LSE President and Director Craig Calhoun reflects on the long tradition of close mutual relations between South Asia and the LSE, and looks forward to building new bridges through the LSE South Asia Centre which launches today.
LSE’s engagements in South Asia are almost as old as the LSE itself – much older than the modern countries of the region but of course very young compared to the civilisations of the subcontinent. In 1911–12, LSE founders Sidney and Beatrice Webb visited schools, colleges and other institutions in Lahore, Peshawar and Lyallpur (now in Pakistan), and later, Bombay (India) where they met with Sir Ratan Tata, the philanthropist-industrialist, and son of Jamsetji Tata. Sir Ratan would make an endowment for a Professorial Chair the following year to encourage research on India’s social policy, economy & labour – its first incumbent would be Major The Rt Hon. The 1st Earl of Attlee, Clement Richard Attlee (later Prime Minister of Great Britain, 1945–51); in the same year (1912–13), Mr Nandlal Maneklal Muzumdar from India became the first non-European President of the LSE Student’s Union.

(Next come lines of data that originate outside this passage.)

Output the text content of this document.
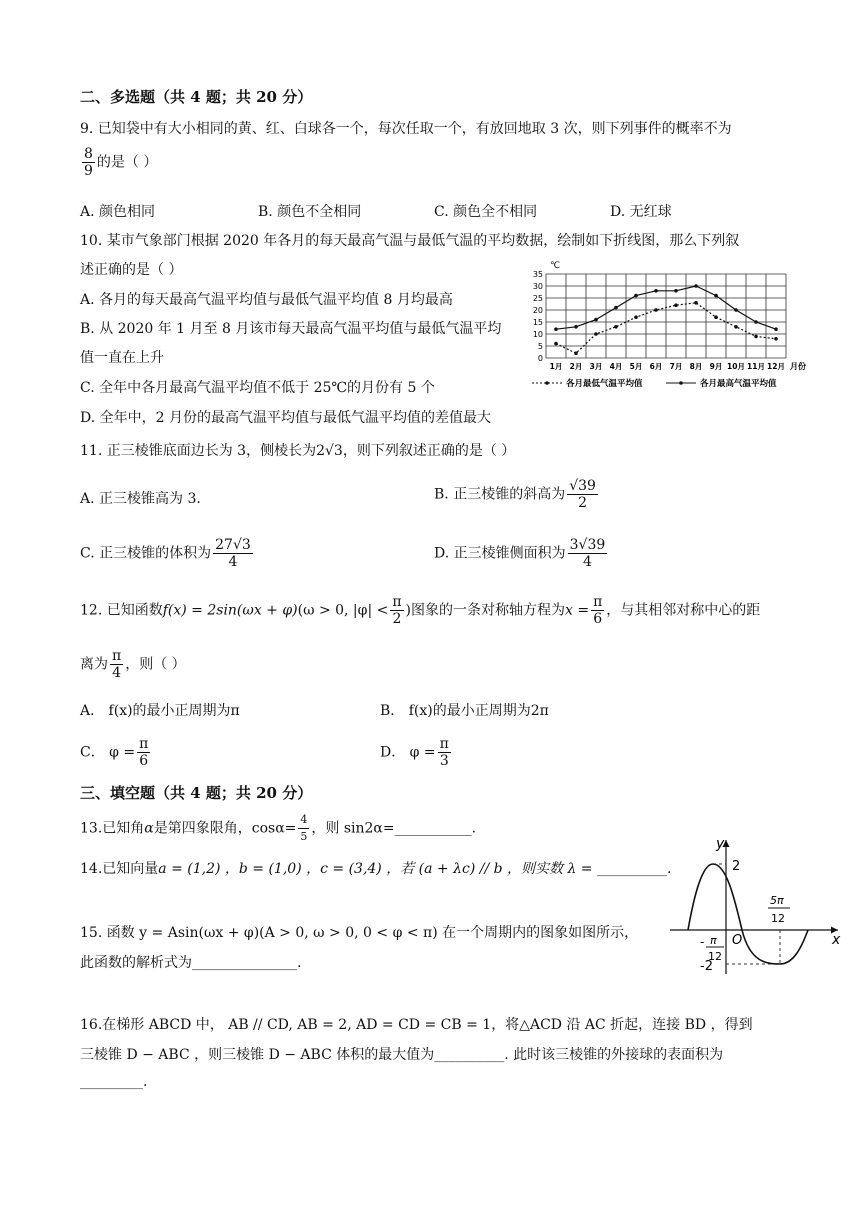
二、多选题（共 4 题；共 20 分）
9. 已知袋中有大小相同的黄、红、白球各一个，每次任取一个，有放回地取 3 次，则下列事件的概率不为
$\frac{8}{9}$ 的是（ ）
A. 颜色相同	B. 颜色不全相同	C. 颜色全不相同	D. 无红球
10. 某市气象部门根据 2020 年各月的每天最高气温与最低气温的平均数据，绘制如下折线图，那么下列叙
述正确的是（ ）
A. 各月的每天最高气温平均值与最低气温平均值 8 月均最高
B. 从 2020 年 1 月至 8 月该市每天最高气温平均值与最低气温平均
值一直在上升
C. 全年中各月最高气温平均值不低于 25℃的月份有 5 个
D. 全年中，2 月份的最高气温平均值与最低气温平均值的差值最大
0
5
10
15
20
25
30
35
℃
1月 2月 3月 4月 5月 6月 7月 8月 9月 10月 11月 12月 月份
各月最低气温平均值	各月最高气温平均值
11. 正三棱锥底面边长为 3，侧棱长为2√3，则下列叙述正确的是（ ）
A. 正三棱锥高为 3.	B. 正三棱锥的斜高为 $\frac{√39}{2}$
C. 正三棱锥的体积为 $\frac{27√3}{4}$	D. 正三棱锥侧面积为 $\frac{3√39}{4}$
12. 已知函数f(x) = 2sin(ωx + φ)(ω > 0, $|\varphi| < \frac{\pi}{2}$ )图象的一条对称轴方程为$x = \frac{\pi}{6}$ ，与其相邻对称中心的距
离为 $\frac{\pi}{4}$ ，则（ ）
A． f(x)的最小正周期为π	B． f(x)的最小正周期为2π
C． $\varphi = \frac{\pi}{6}$	D． $\varphi = \frac{\pi}{3}$
三、填空题（共 4 题；共 20 分）
13.已知角α是第四象限角，$\cos\alpha= \frac{4}{5}$ ，则 sin2α=___________.
14.已知向量a = (1,2) ，b = (1,0) ，c = (3,4) ，若 (a + λc) // b ，则实数 λ = __________.
15. 函数 y = Asin(ωx + φ)(A > 0, ω > 0, 0 < φ < π) 在一个周期内的图象如图所示，
此函数的解析式为_______________.
y
x
O
2
-2
- π
12
5π
12
16.在梯形 ABCD 中， AB // CD, AB = 2, AD = CD = CB = 1，将△ACD 沿 AC 折起，连接 BD ，得到
三棱锥 D − ABC ，则三棱锥 D − ABC 体积的最大值为__________. 此时该三棱锥的外接球的表面积为
_________.
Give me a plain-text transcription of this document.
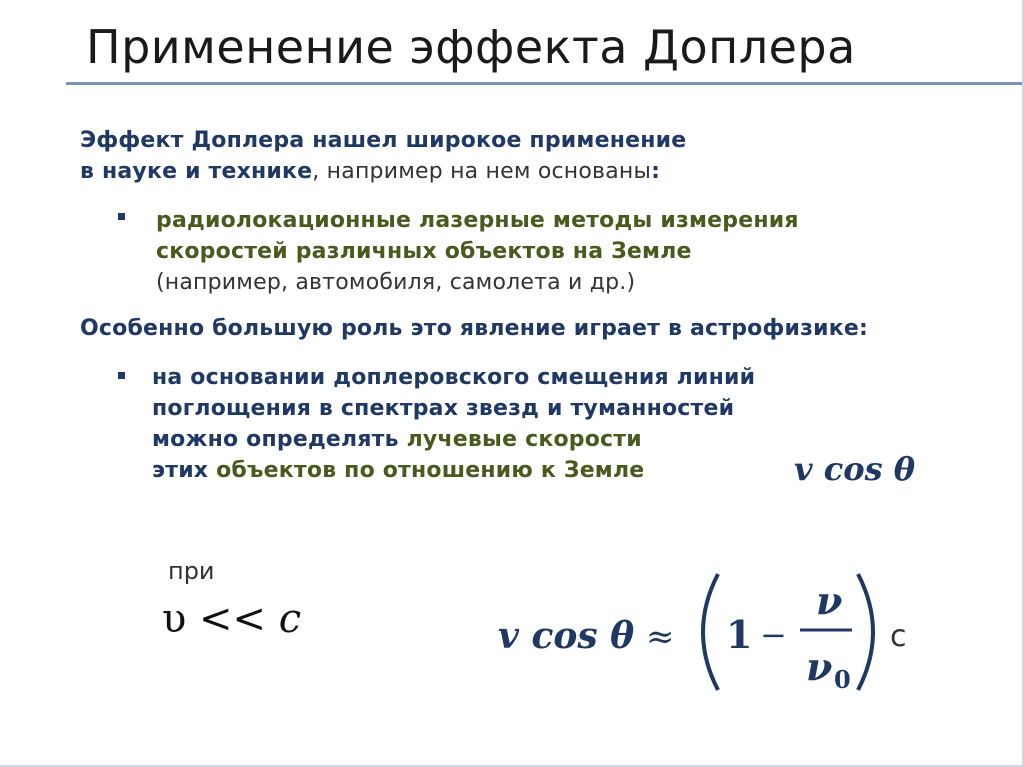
Применение эффекта Доплера
Эффект Доплера нашел широкое применение
в науке и технике, например на нем основаны:
радиолокационные лазерные методы измерения
скоростей различных объектов на Земле
(например, автомобиля, самолета и др.)
Особенно большую роль это явление играет в астрофизике:
на основании доплеровского смещения линий
поглощения в спектрах звезд и туманностей
можно определять лучевые скорости
этих объектов по отношению к Земле	v cos θ
при
υ << c	v cos θ ≈ 1 −
ν
ν 0
c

Building on what Sir Ratan started, LSE appointed world-famous scholars like R.H. Tawney, T. H. Marshall and Richard Titmus. With Director William Beveridge and others, they helped shape the rise of the British welfare state, but they also began a long tradition of close mutual relations between South Asia and the LSE — whose greatest fruits have been visible over the last century in the generations of fine minds arriving at LSE for higher studies, several of whom in later life became presidents, prime ministers, chief justices, parliamentarians, business leaders, diplomats, thinkers, activists, barristers, academics and Nobel laureates in their countries.